Zondrina said:For two fields to be isomorphic, there has to be a bijective homomorphism between them:
$$\phi : F \rightarrow (F - \{0\})$$
You need to define the map you used to show ##\text{ker}(\phi)## is an ideal of ##F##. You then need to show ##\ker(\phi)## really is an ideal.
Then I would be convinced.
You could also go the long way by proving the map you've defined is a bijective homomorphism between the fields, which would imply the fields are isomorphic to each other.
an identity homomorphism
Zondrina said:Are you saying ##\phi(f) = f, \forall f \in F##? If so there is a problem because ##\phi(0) = 0## and ##0 \notin (F - \{ 0 \})##.
HaLAA said:Suppose $\phi : F\rightarrow F$ is an identity homomorphism, then $\ker(\phi)=\{0\}$ is an ideal of $F$ and hence $F/\{0\}\cong F$ by the first ring isomorphism.
micromass said:The OP means ##F/\{0\}##, which means the ring ##F## modulo ##\{0\}##. He does not mean the set theoretic difference ##F\setminus \{0\}## (in that case, the result in the OP is obviously false).
Zondrina said:Oh I thought the OP was intending to mean the set theoretical difference.
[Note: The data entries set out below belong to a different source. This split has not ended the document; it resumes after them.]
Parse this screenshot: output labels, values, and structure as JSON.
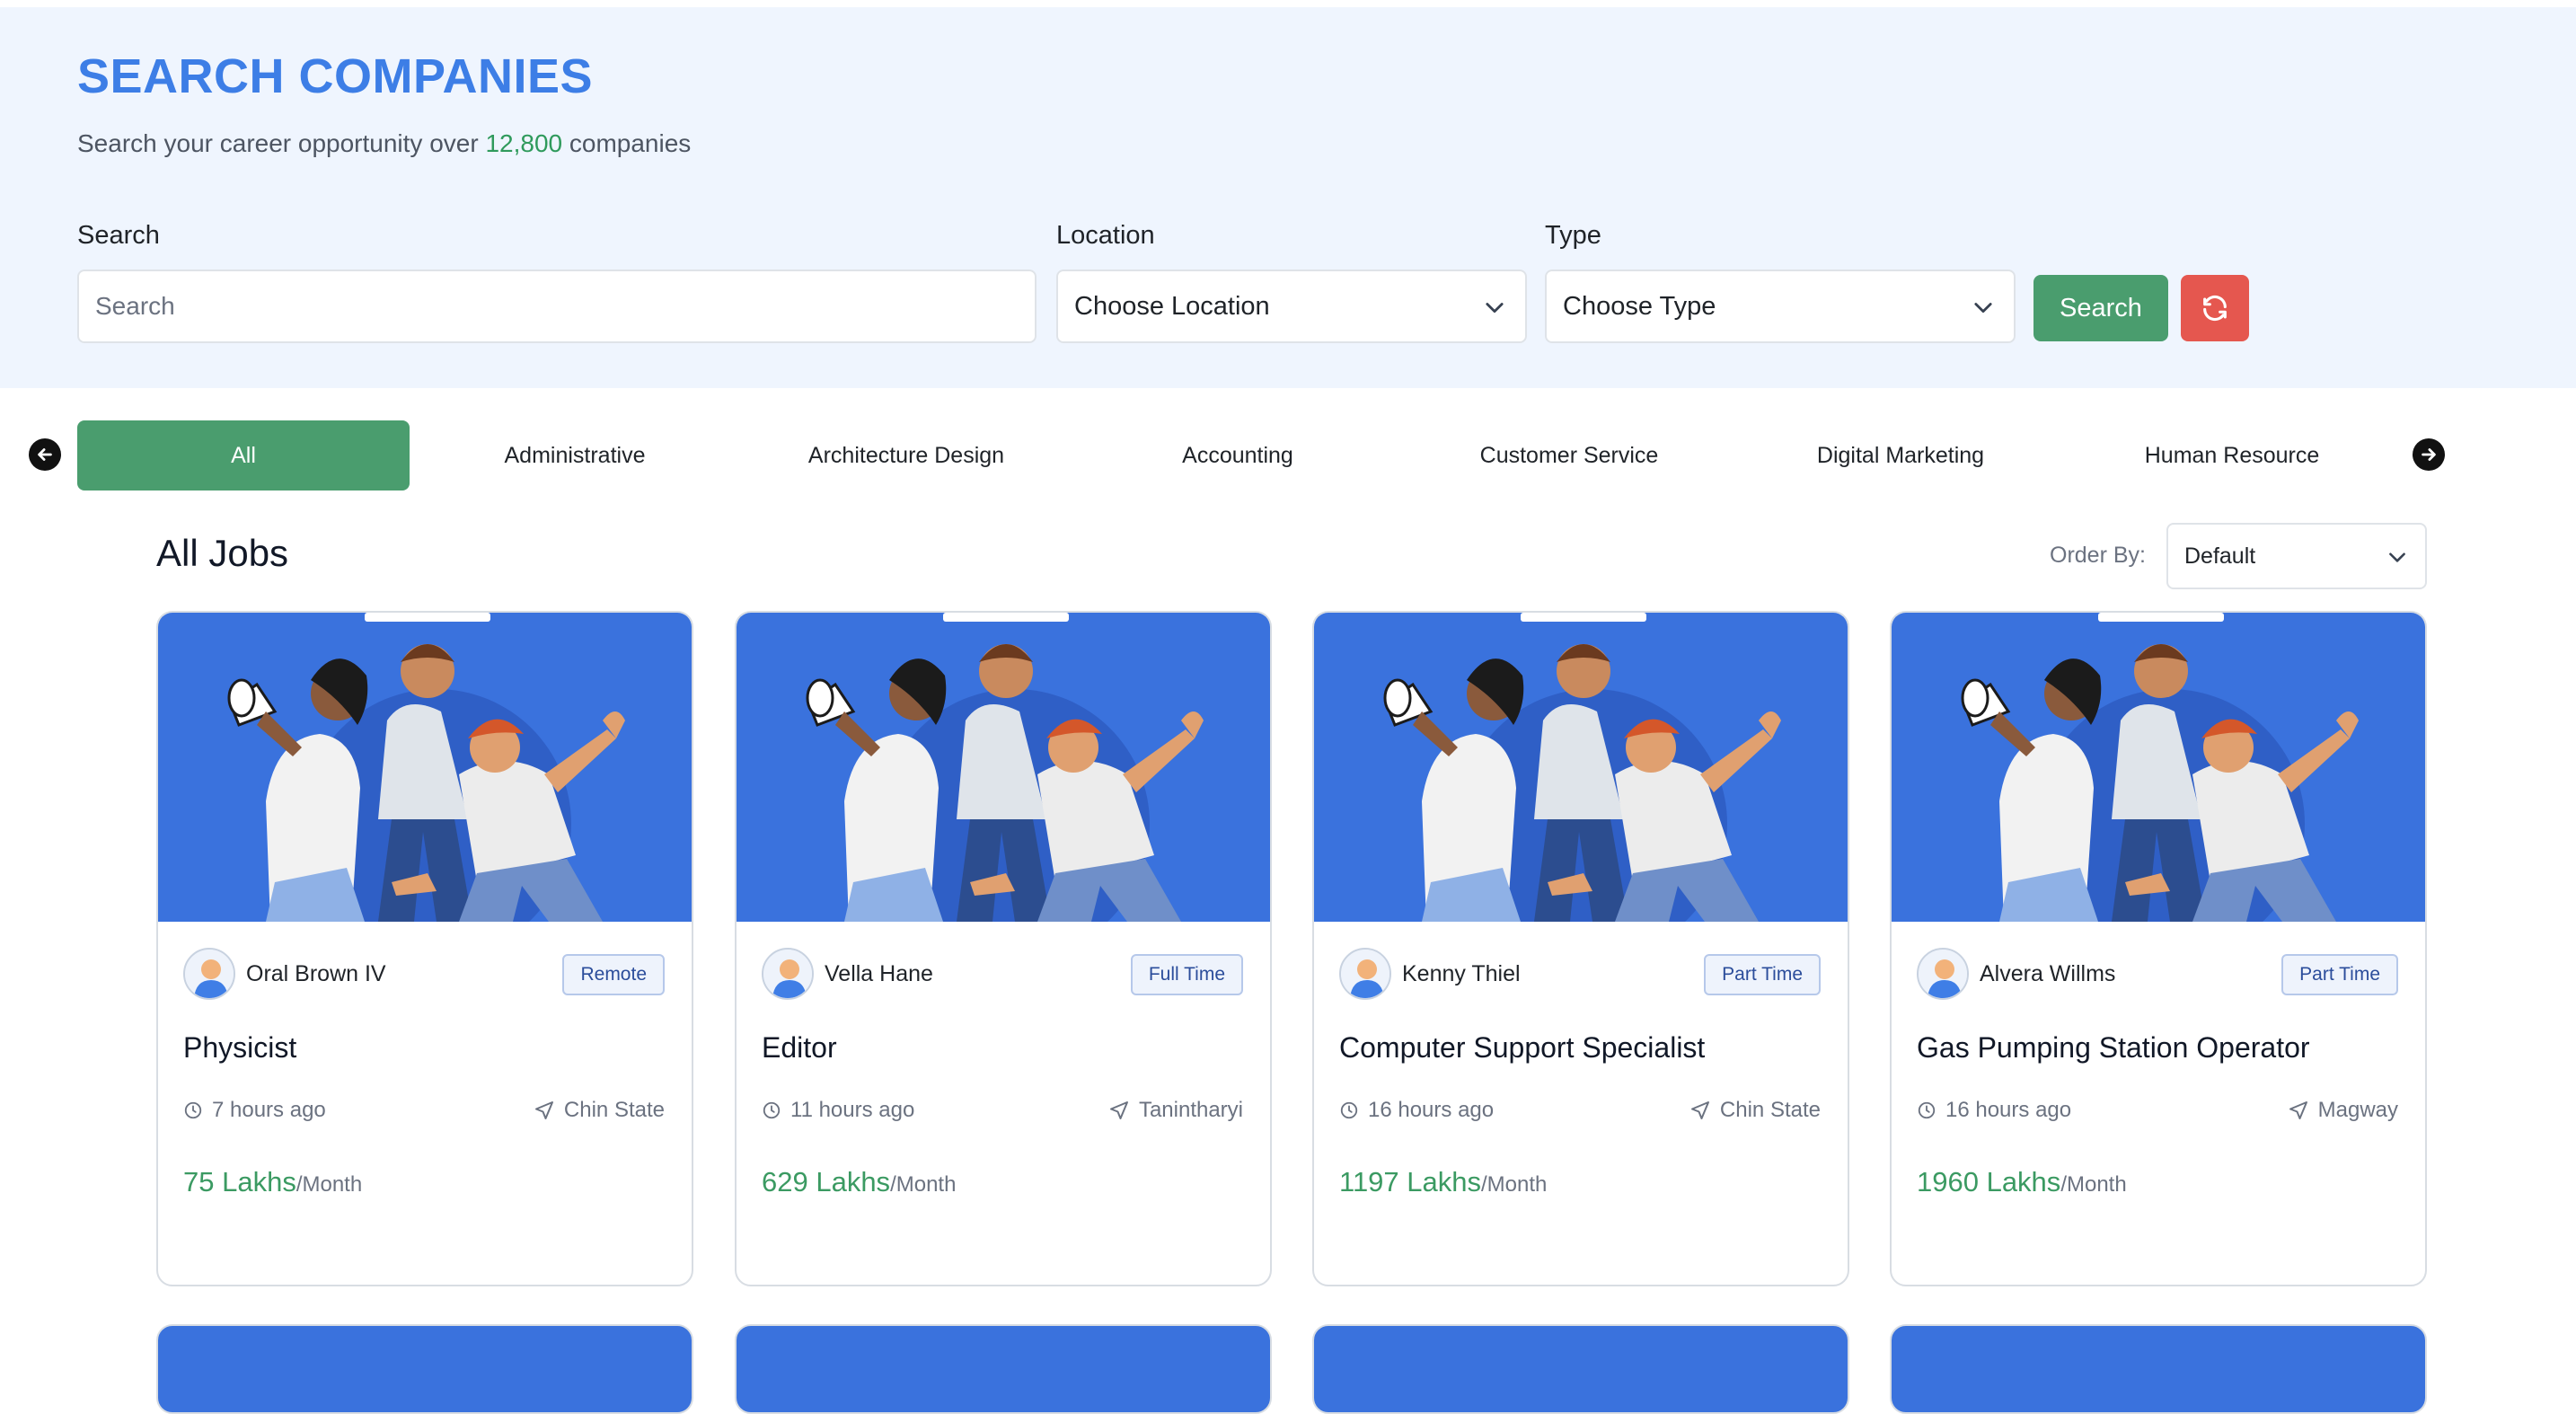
{
  "hero": {
    "title": "SEARCH COMPANIES",
    "subtitle_prefix": "Search your career opportunity over ",
    "subtitle_count": "12,800",
    "subtitle_suffix": " companies"
  },
  "filters": {
    "search_label": "Search",
    "search_placeholder": "Search",
    "location_label": "Location",
    "location_value": "Choose Location",
    "type_label": "Type",
    "type_value": "Choose Type",
    "search_button": "Search"
  },
  "categories": [
    "All",
    "Administrative",
    "Architecture Design",
    "Accounting",
    "Customer Service",
    "Digital Marketing",
    "Human Resource"
  ],
  "active_category": "All",
  "jobs_header": {
    "title": "All Jobs",
    "order_label": "Order By:",
    "order_value": "Default"
  },
  "jobs": [
    {
      "company": "Oral Brown IV",
      "type": "Remote",
      "title": "Physicist",
      "time": "7 hours ago",
      "location": "Chin State",
      "salary": "75 Lakhs",
      "per": "/Month"
    },
    {
      "company": "Vella Hane",
      "type": "Full Time",
      "title": "Editor",
      "time": "11 hours ago",
      "location": "Tanintharyi",
      "salary": "629 Lakhs",
      "per": "/Month"
    },
    {
      "company": "Kenny Thiel",
      "type": "Part Time",
      "title": "Computer Support Specialist",
      "time": "16 hours ago",
      "location": "Chin State",
      "salary": "1197 Lakhs",
      "per": "/Month"
    },
    {
      "company": "Alvera Willms",
      "type": "Part Time",
      "title": "Gas Pumping Station Operator",
      "time": "16 hours ago",
      "location": "Magway",
      "salary": "1960 Lakhs",
      "per": "/Month"
    }
  ],
  "colors": {
    "accent_blue": "#3d7ee6",
    "green": "#4a9d6e",
    "red": "#e5574f",
    "banner_blue": "#3a72dd"
  }
}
I never knew \setminus was the way to do that, so I guess I learned something too.
The OP is correct if they were intending modulo, but I definitely would have been a bit more explicit when asking.
An isomorphism is a mathematical concept that describes a one-to-one correspondence between two mathematical structures, such as groups, rings, or vector spaces. This means that there is a mapping between the elements of the two structures that preserves the operations and structure of the original structures.
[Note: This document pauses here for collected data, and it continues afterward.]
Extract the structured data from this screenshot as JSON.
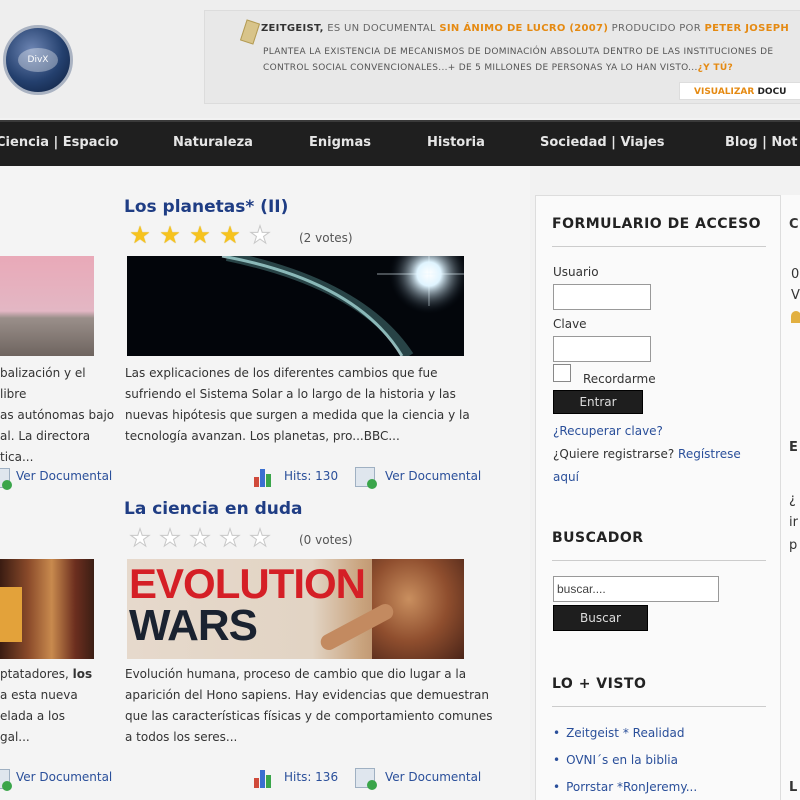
{
  "header": {
    "logo_text": "DivX",
    "promo": {
      "title": "ZEITGEIST,",
      "text1": " ES UN DOCUMENTAL ",
      "highlight1": "SIN ÁNIMO DE LUCRO (2007)",
      "text2": " PRODUCIDO POR ",
      "highlight2": "PETER JOSEPH",
      "line2": "PLANTEA LA EXISTENCIA DE MECANISMOS DE DOMINACIÓN ABSOLUTA DENTRO DE LAS INSTITUCIONES DE",
      "line3": "CONTROL SOCIAL CONVENCIONALES...+ DE 5 MILLONES DE PERSONAS YA LO HAN VISTO...",
      "line3_highlight": "¿Y TÚ?",
      "button_orange": "VISUALIZAR",
      "button_dark": "DOCU"
    }
  },
  "nav": {
    "items": [
      "Ciencia | Espacio",
      "Naturaleza",
      "Enigmas",
      "Historia",
      "Sociedad | Viajes",
      "Blog | Not"
    ]
  },
  "main": {
    "articles": [
      {
        "title": "Los planetas* (II)",
        "votes": "(2 votes)",
        "rating": 4,
        "description": "Las explicaciones de los diferentes cambios que fue sufriendo el Sistema Solar a lo largo de la historia y las nuevas hipótesis que surgen a medida que la ciencia y la tecnología avanzan. Los planetas, pro...BBC...",
        "hits": "Hits: 130",
        "link": "Ver Documental"
      },
      {
        "title": "La ciencia en duda",
        "votes": "(0 votes)",
        "rating": 0,
        "thumb_line1": "EVOLUTION",
        "thumb_line2": "WARS",
        "description": "Evolución humana, proceso de cambio que dio lugar a la aparición del Hono sapiens. Hay evidencias que demuestran que las características físicas y de comportamiento comunes a todos los seres...",
        "hits": "Hits: 136",
        "link": "Ver Documental"
      }
    ],
    "left_cut": {
      "desc1": [
        "balización y el libre",
        "as autónomas bajo",
        "al. La directora",
        "tica..."
      ],
      "link1": "Ver Documental",
      "desc2_a": "ptatadores, ",
      "desc2_b": "los",
      "desc2": [
        "a esta nueva",
        "elada a los",
        "gal..."
      ],
      "link2": "Ver Documental"
    }
  },
  "sidebar": {
    "login": {
      "heading": "FORMULARIO DE ACCESO",
      "user_label": "Usuario",
      "user_value": "",
      "pass_label": "Clave",
      "pass_value": "",
      "remember": "Recordarme",
      "submit": "Entrar",
      "recover": "¿Recuperar clave?",
      "register_q": "¿Quiere registrarse? ",
      "register_link": "Regístrese",
      "register_tail": "aquí"
    },
    "search": {
      "heading": "BUSCADOR",
      "value": "buscar....",
      "button": "Buscar"
    },
    "most_viewed": {
      "heading": "LO + VISTO",
      "items": [
        "Zeitgeist * Realidad",
        "OVNI´s en la biblia",
        "Porrstar *RonJeremy..."
      ]
    }
  },
  "right_cut": {
    "h1": "C",
    "t1": "0",
    "t2": "V",
    "h2": "E",
    "t3": "¿",
    "t4": "ir",
    "t5": "p",
    "h3": "L"
  },
  "colors": {
    "nav_bg": "#1f1f1f",
    "title_blue": "#1f3d84",
    "link_blue": "#2a4f9a",
    "accent_orange": "#e58a12",
    "star_yellow": "#f6c31e"
  }
}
In this context, "F/{0}" represents the quotient group of the field F by the subgroup {0}. This means that we are dividing the elements of F by the identity element, or 0, and the resulting group contains all non-zero elements of the original field F.
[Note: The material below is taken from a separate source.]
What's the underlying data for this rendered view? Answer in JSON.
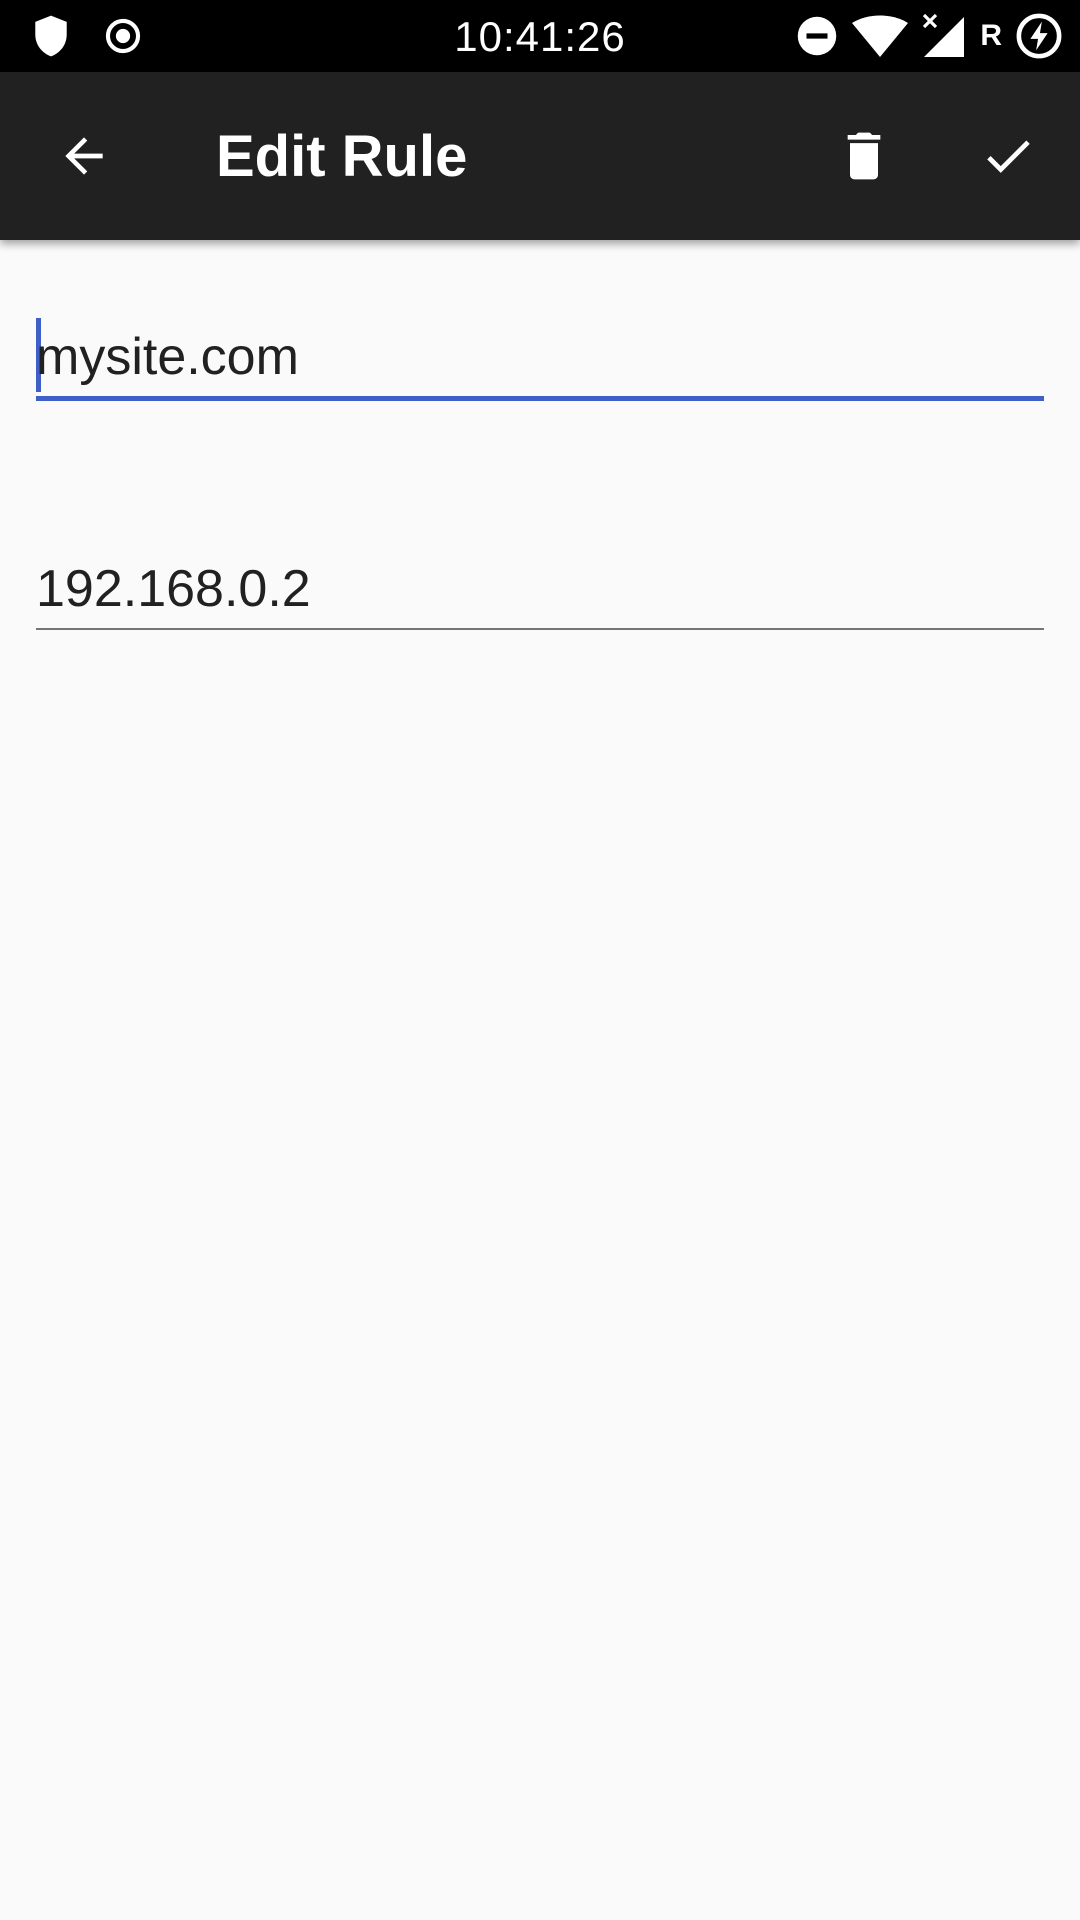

To prove that F is isomorphic to F/{0}, we need to show that there exists a bijective homomorphism, or a one-to-one mapping that preserves the operations, between the two structures. This can be done by defining a mapping between the elements of F and F/{0} and showing that it satisfies the properties of an isomorphism.
Showing that F is isomorphic to F/{0} allows us to simplify and generalize certain properties and theorems that hold for F to also hold for F/{0}. This can make calculations and proofs easier and more efficient, and also allows us to apply theorems from one structure to another.
Yes, there are limitations to this statement. It only holds true for fields F that are infinite. If the field F is finite, then F/{0} is not a valid quotient group and the statement "F is isomorphic to F/{0}" does not hold. Additionally, this statement only applies to fields, and not all mathematical structures can be shown to be isomorphic to a quotient group.